Orlistat (also known as tetrahydrolipstatin) is a drug designed to treat obesity. The effectiveness of orlistat in promoting weight loss is definite, Orlistat also modestly reduces blood pressure, and appears to prevent the onset of type 2 diabetes. Its primary function is preventing the absorption of fats from the human diet by acting as a lipase inhibitor, thereby reducing caloric intake. It is intended for use in conjunction with a healthcare provider-supervised reduced-calorie diet.
The effectiveness of orlistat in promoting weight loss is clear, albeit moderately. The pooled data from clinical trials show that people who give olivide have less than 2-3 kilograms (4.4-6.6 pounds) of medication than a year, except for changes in lifestyle such as diet and exercise. Is also a modest reduction in blood pressure, it seems to be able to prevent the onset of type 2 diabetes, whether due to weight loss itself or other effects; in a large randomized controlled trial, orlistat he was found in obese people will reduce the incidence of diabetes by nearly 40%
Orlistat is used for the treatment of obesity.

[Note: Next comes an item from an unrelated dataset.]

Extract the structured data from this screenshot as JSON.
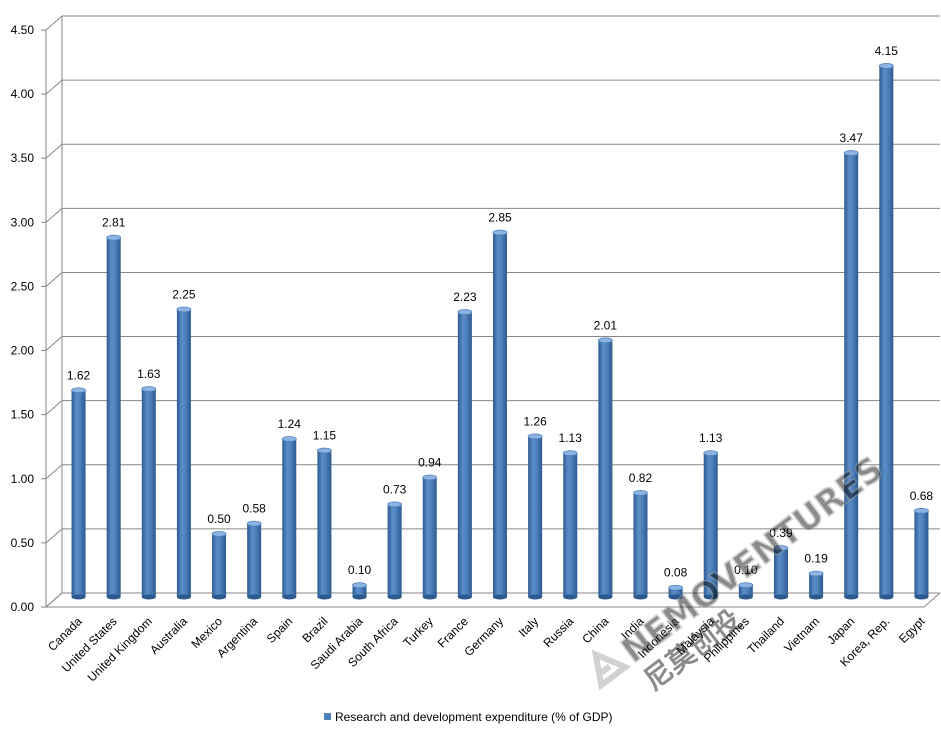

The amount of weight loss achieved with orlistat varies. In one-year clinical trials, between 35.5% and 54.8% of subjects achieved a 5% or greater decrease in body mass, although not all of this mass was necessarily fat. Between 16.4% and 24.8% achieved at least a 10% decrease in body fat.After orlistat was stopped, a significant number of subjects regained weight-up to 35% of the weight they had lost. The incidence of type 2 diabetes in an obese population over four years is decreased with orlistat (6.2%) compared to placebo (9.0%).Long-term use of orlistat also leads to a modest reduction in blood pressure (mean reductions of 2.5 and 1.9 mmHg in systolic and diastolic blood pressure respectively).
Orlistat is a drug that promotes loss of weight by preventing the digestion and absorption of fat in food. In the intestine, an enzyme called lipase (produced primarily by the pancreas) breaks apart fat in food so that it can be absorbed into the body. Orlistat blocks the action of lipase and thereby prevents the breakup and absorption of fat. Orlistat blocks absorption of about 25% of the fat in a meal. The unabsorbed fat is excreted in the stool. This medication is used along with a doctor-approved reduced-calorie diet, exercise, and behavior modification program to help significantly overweight (obese) persons lose weight. Taking orlistat can also help prevent you from regaining the weight you have lost. Losing weight and keeping it off can reduce the many health risks that obesity causes, including heart disease, diabetes, high blood pressure, some forms of cancer, certain breathing problems, and a shorter life span. Dietary fats need to be broken down into smaller pieces before the body can absorb them. Orlistat works by blocking the enzyme that breaks down fats in your diet. This undigested fat then passes out of your body in your bowel movement. Orlistat does not block the absorption of calories from sugar and other non-fat foods, so you still need to restrict your total intake of calories.